Voting Strategy 2004

This is where I tell you how you should vote. Yes, I know it's amazingly pretentious but in this election we are casting our votes for millions of persons who, with bated breath and benign indifference, need us to be both responsible and informed. This is a vote that will determine the course of the nation and comes at a critical moment in international affairs.

I. Your BallotFor President: John Kerry
For Vice-President: Write-In, John McCain
For the House: A thrid-party Candidate (but not the Greens)
For the Senate: Any Republican who isn't a racist or a homophobe

II. The Reasons (or the argument that John Kerry would make were he intelligent)

A. Foreign PolicyBush has been simply disastrous for our country's reputation. With resolve, he has blundered from one mess to another like an unfettered bovine on a grassy plain. To his credit, he did correctly identify the reality of international terrorism, and, correctly (much to the chagrin of some of more leftist friends) invade Afghanistan. However, the understaffing of Afghanistan, the wild goose chase in Iraq, the president's refusing to apologize, his casual and cocky dismissal of Kyoto, the ICC, and the ABM treaty all show that resolve and bravado are for naught when misinformation and untruths abound.

That being said, Iraq is the main front in the war on terror, and, I seriously doubt Kerry's resolve to see it through and Bush's ability to carry it out intelligently. The fact of the matter is, as I have said here, liberals inside Iraq have a greater hope for a post-tyranical liberal government on September 11, 2004 than they had on September 11, 2000. Will Kerry's internationalism rebuild Iraq and address the structural inequalities within the international market? Maybe.
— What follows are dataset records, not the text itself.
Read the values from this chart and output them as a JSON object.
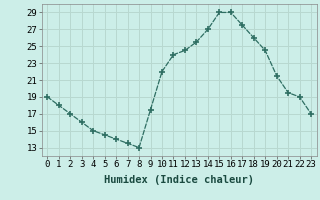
{
  "x": [
    0,
    1,
    2,
    3,
    4,
    5,
    6,
    7,
    8,
    9,
    10,
    11,
    12,
    13,
    14,
    15,
    16,
    17,
    18,
    19,
    20,
    21,
    22,
    23
  ],
  "y": [
    19,
    18,
    17,
    16,
    15,
    14.5,
    14,
    13.5,
    13,
    17.5,
    22,
    24,
    24.5,
    25.5,
    27,
    29,
    29,
    27.5,
    26,
    24.5,
    21.5,
    19.5,
    19,
    17
  ],
  "line_color": "#2e6e62",
  "marker": "+",
  "marker_size": 5,
  "marker_lw": 1.2,
  "bg_color": "#cceee8",
  "grid_color_major": "#b8d8d0",
  "grid_color_minor": "#b8d8d0",
  "xlabel": "Humidex (Indice chaleur)",
  "xlim": [
    -0.5,
    23.5
  ],
  "ylim": [
    12,
    30
  ],
  "yticks": [
    13,
    15,
    17,
    19,
    21,
    23,
    25,
    27,
    29
  ],
  "xticks": [
    0,
    1,
    2,
    3,
    4,
    5,
    6,
    7,
    8,
    9,
    10,
    11,
    12,
    13,
    14,
    15,
    16,
    17,
    18,
    19,
    20,
    21,
    22,
    23
  ],
  "tick_fontsize": 6.5,
  "label_fontsize": 7.5,
  "lw": 0.9
}
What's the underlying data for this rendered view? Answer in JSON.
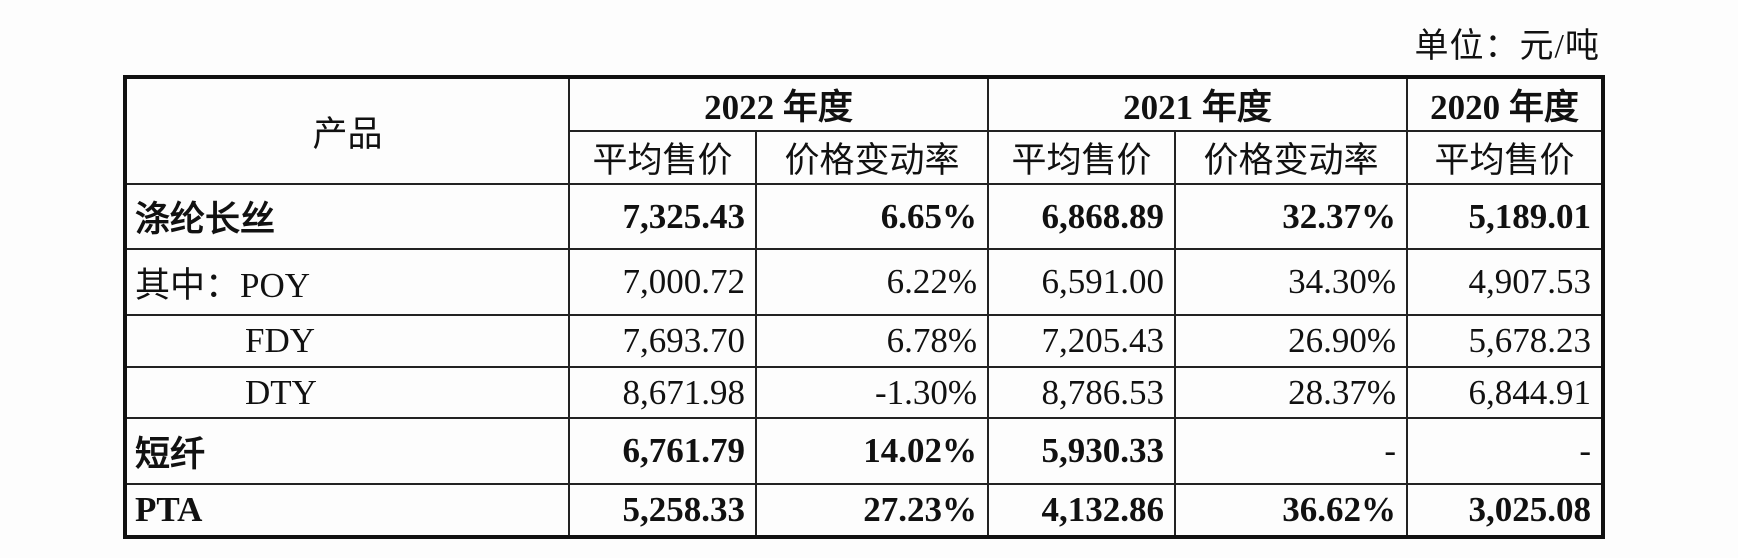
{
  "unit_label": "单位：元/吨",
  "header": {
    "product": "产品",
    "years": [
      "2022 年度",
      "2021 年度",
      "2020 年度"
    ],
    "sub": [
      "平均售价",
      "价格变动率",
      "平均售价",
      "价格变动率",
      "平均售价"
    ]
  },
  "rows": [
    {
      "name": "涤纶长丝",
      "v": [
        "7,325.43",
        "6.65%",
        "6,868.89",
        "32.37%",
        "5,189.01"
      ]
    },
    {
      "name": "其中：POY",
      "v": [
        "7,000.72",
        "6.22%",
        "6,591.00",
        "34.30%",
        "4,907.53"
      ]
    },
    {
      "name": "FDY",
      "v": [
        "7,693.70",
        "6.78%",
        "7,205.43",
        "26.90%",
        "5,678.23"
      ]
    },
    {
      "name": "DTY",
      "v": [
        "8,671.98",
        "-1.30%",
        "8,786.53",
        "28.37%",
        "6,844.91"
      ]
    },
    {
      "name": "短纤",
      "v": [
        "6,761.79",
        "14.02%",
        "5,930.33",
        "-",
        "-"
      ]
    },
    {
      "name": "PTA",
      "v": [
        "5,258.33",
        "27.23%",
        "4,132.86",
        "36.62%",
        "3,025.08"
      ]
    }
  ]
}
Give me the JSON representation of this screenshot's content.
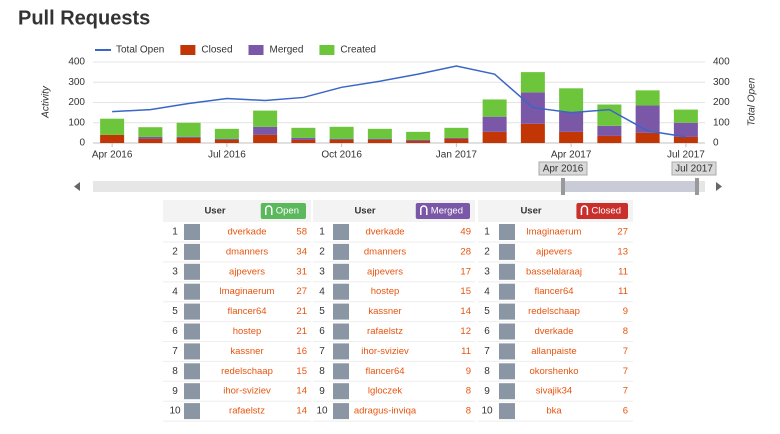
{
  "header": {
    "title": "Pull Requests"
  },
  "chart_data": {
    "type": "bar",
    "stacked": true,
    "y_label": "Activity",
    "y2_label": "Total Open",
    "categories": [
      "Apr 2016",
      null,
      null,
      "Jul 2016",
      null,
      null,
      "Oct 2016",
      null,
      null,
      "Jan 2017",
      null,
      null,
      "Apr 2017",
      null,
      null,
      "Jul 2017"
    ],
    "series": [
      {
        "name": "Total Open",
        "type": "line",
        "axis": "y2",
        "color": "#3a66c8",
        "values": [
          155,
          165,
          195,
          220,
          210,
          225,
          275,
          305,
          340,
          380,
          340,
          175,
          150,
          165,
          60,
          30
        ]
      },
      {
        "name": "Closed",
        "type": "bar",
        "color": "#c23505",
        "values": [
          40,
          20,
          25,
          15,
          40,
          15,
          15,
          15,
          10,
          20,
          55,
          95,
          55,
          35,
          50,
          30
        ]
      },
      {
        "name": "Merged",
        "type": "bar",
        "color": "#7b57a8",
        "values": [
          0,
          10,
          5,
          5,
          40,
          10,
          5,
          5,
          5,
          5,
          75,
          155,
          100,
          50,
          135,
          70
        ]
      },
      {
        "name": "Created",
        "type": "bar",
        "color": "#6dc53b",
        "values": [
          80,
          48,
          70,
          50,
          80,
          50,
          60,
          50,
          40,
          50,
          85,
          100,
          115,
          105,
          75,
          65
        ]
      }
    ],
    "ylim": [
      0,
      400
    ],
    "yticks": [
      0,
      100,
      200,
      300,
      400
    ],
    "y2lim": [
      0,
      400
    ],
    "y2ticks": [
      0,
      100,
      200,
      300,
      400
    ],
    "grid": true,
    "legend": "top",
    "navigator": {
      "from": "Apr 2016",
      "to": "Jul 2017"
    }
  },
  "tables": [
    {
      "header": "User",
      "button": "Open",
      "color": "#5cb85c",
      "rows": [
        [
          1,
          "dverkade",
          58
        ],
        [
          2,
          "dmanners",
          34
        ],
        [
          3,
          "ajpevers",
          31
        ],
        [
          4,
          "lmaginaerum",
          27
        ],
        [
          5,
          "flancer64",
          21
        ],
        [
          6,
          "hostep",
          21
        ],
        [
          7,
          "kassner",
          16
        ],
        [
          8,
          "redelschaap",
          15
        ],
        [
          9,
          "ihor-sviziev",
          14
        ],
        [
          10,
          "rafaelstz",
          14
        ]
      ]
    },
    {
      "header": "User",
      "button": "Merged",
      "color": "#7b57a8",
      "rows": [
        [
          1,
          "dverkade",
          49
        ],
        [
          2,
          "dmanners",
          28
        ],
        [
          3,
          "ajpevers",
          17
        ],
        [
          4,
          "hostep",
          15
        ],
        [
          5,
          "kassner",
          14
        ],
        [
          6,
          "rafaelstz",
          12
        ],
        [
          7,
          "ihor-sviziev",
          11
        ],
        [
          8,
          "flancer64",
          9
        ],
        [
          9,
          "lgloczek",
          8
        ],
        [
          10,
          "adragus-inviqa",
          8
        ]
      ]
    },
    {
      "header": "User",
      "button": "Closed",
      "color": "#c9302c",
      "rows": [
        [
          1,
          "lmaginaerum",
          27
        ],
        [
          2,
          "ajpevers",
          13
        ],
        [
          3,
          "basselalaraaj",
          11
        ],
        [
          4,
          "flancer64",
          11
        ],
        [
          5,
          "redelschaap",
          9
        ],
        [
          6,
          "dverkade",
          8
        ],
        [
          7,
          "allanpaiste",
          7
        ],
        [
          8,
          "okorshenko",
          7
        ],
        [
          9,
          "sivajik34",
          7
        ],
        [
          10,
          "bka",
          6
        ]
      ]
    }
  ]
}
Will a president who is incapable of seeing, let's forget about admiting, his own errors (being president is "hard work") sucessfully re-oreint American policy after the meandaring, vapid compromises of Clinton? Absolutely not.

B. The Supreme Court
There will probably be many resignations over the next presidential term. Having a split government will promote more moderate justices willing to make the compromises necessary in a multicultural democracy.

C. Domestic Economic Policy
Bush's unrestrained spending, combined with lower taxes, has bankrupted the government. We need the fiscal restraint that real Republicans and Liberatarains offer in the Senate and the House. However, we need to send a message to Mr. Bush that we, the voters, find it unacceptable what he has done.

D. Why Third Party?
We, as the voters of America, need to send a message to Washington that if the two-party system continues to offer us uninspiring choices for leadership, we will turn to alternative sources for our inspiration.